Some days, it is like this. I step outside, and the breeze flows over me like water. I inhale, drinking, the air, and it quenches a thirst in me as deep as that for water, and my feet begin to irresistibly step, step, step. I feel twitchy with energy, with the need to be out here, with the need to stretch my legs, to run. The sun dazzles my eyes, and I step, step, step, and turn my iPod up louder. "Success is my only motherfucking option, failure's not." My feet pound through the pavement, feeling loud and heavy and strong as bombs, as I plant them down in time to Eminem. Lose yourself.
Some days, it is like this. My feet turn over almost of their own accord, carrying me up and over the 11th Street bridge, rhythm never slacking. The breeze picks up as I crest the bridge over the Anacostia, and I drink it in. Today, I am strong. Today, I am fast. I am at the top, and flying down the other side, light on my feet, agile as I navigate the sharp turn in the path at the bottom of the bridge, my feet tapping the pavement.

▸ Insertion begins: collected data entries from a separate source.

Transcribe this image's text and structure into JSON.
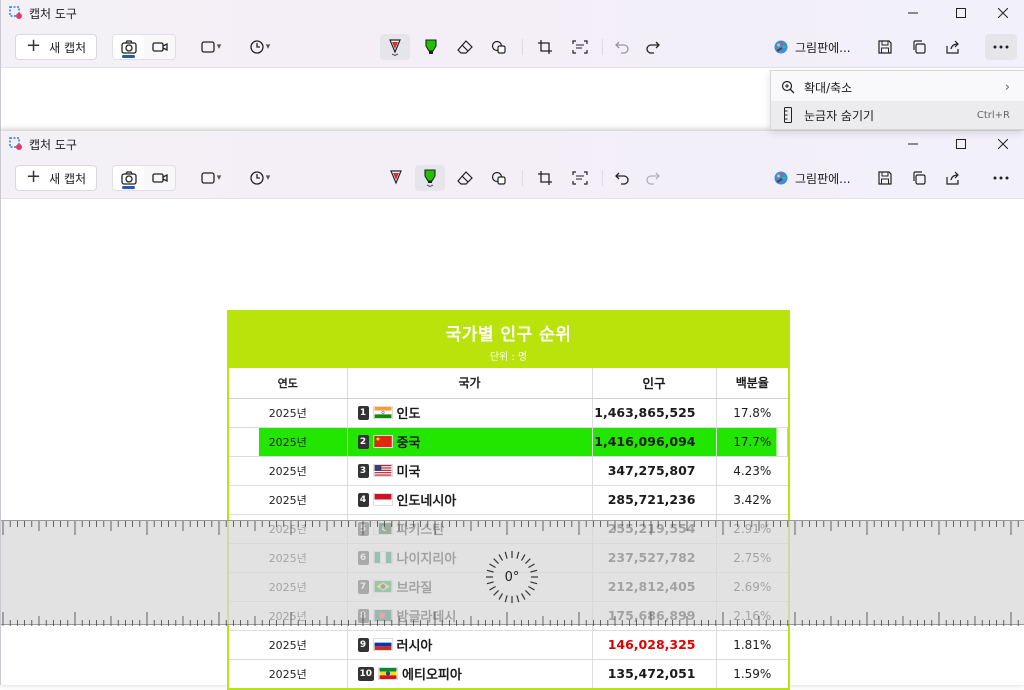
{
  "app": {
    "title": "캡처 도구",
    "new_capture_label": "새 캡처",
    "paint_label": "그림판에..."
  },
  "menu": {
    "items": [
      {
        "label": "확대/축소",
        "right": "›"
      },
      {
        "label": "눈금자 숨기기",
        "right": "Ctrl+R"
      }
    ]
  },
  "ruler": {
    "angle": "0°"
  },
  "table": {
    "title": "국가별 인구 순위",
    "subtitle": "단위 : 명",
    "headers": [
      "연도",
      "국가",
      "인구",
      "백분율"
    ],
    "rows": [
      {
        "year": "2025년",
        "rank": "1",
        "country": "인도",
        "population": "1,463,865,525",
        "percent": "17.8%",
        "flag": "india"
      },
      {
        "year": "2025년",
        "rank": "2",
        "country": "중국",
        "population": "1,416,096,094",
        "percent": "17.7%",
        "flag": "china"
      },
      {
        "year": "2025년",
        "rank": "3",
        "country": "미국",
        "population": "347,275,807",
        "percent": "4.23%",
        "flag": "usa"
      },
      {
        "year": "2025년",
        "rank": "4",
        "country": "인도네시아",
        "population": "285,721,236",
        "percent": "3.42%",
        "flag": "indonesia"
      },
      {
        "year": "2025년",
        "rank": "5",
        "country": "파키스탄",
        "population": "255,219,554",
        "percent": "2.91%",
        "flag": "pakistan"
      },
      {
        "year": "2025년",
        "rank": "6",
        "country": "나이지리아",
        "population": "237,527,782",
        "percent": "2.75%",
        "flag": "nigeria"
      },
      {
        "year": "2025년",
        "rank": "7",
        "country": "브라질",
        "population": "212,812,405",
        "percent": "2.69%",
        "flag": "brazil"
      },
      {
        "year": "2025년",
        "rank": "8",
        "country": "방글라데시",
        "population": "175,686,899",
        "percent": "2.16%",
        "flag": "bangladesh"
      },
      {
        "year": "2025년",
        "rank": "9",
        "country": "러시아",
        "population": "146,028,325",
        "percent": "1.81%",
        "flag": "russia"
      },
      {
        "year": "2025년",
        "rank": "10",
        "country": "에티오피아",
        "population": "135,472,051",
        "percent": "1.59%",
        "flag": "ethiopia"
      }
    ]
  },
  "colors": {
    "accent": "#b9e30b",
    "highlight": "#22e600",
    "pen_red": "#d32f2f",
    "highlighter_green": "#22c000",
    "russia_pop": "#e00000"
  }
}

My iPod conspires with music that makes running feel like dancing, my legs springy, as I step, step, step, dance, step. I shake off a muscle beginning to knot in my shoulder, I ignore my hard breathing, drown it in the music and the strength in my steps.
Even at the end, slick with sweat, breathing hard, my legs feel they could just keep going, the sun dazzling my eyes, swallowing the wind like water. Some days it is like this.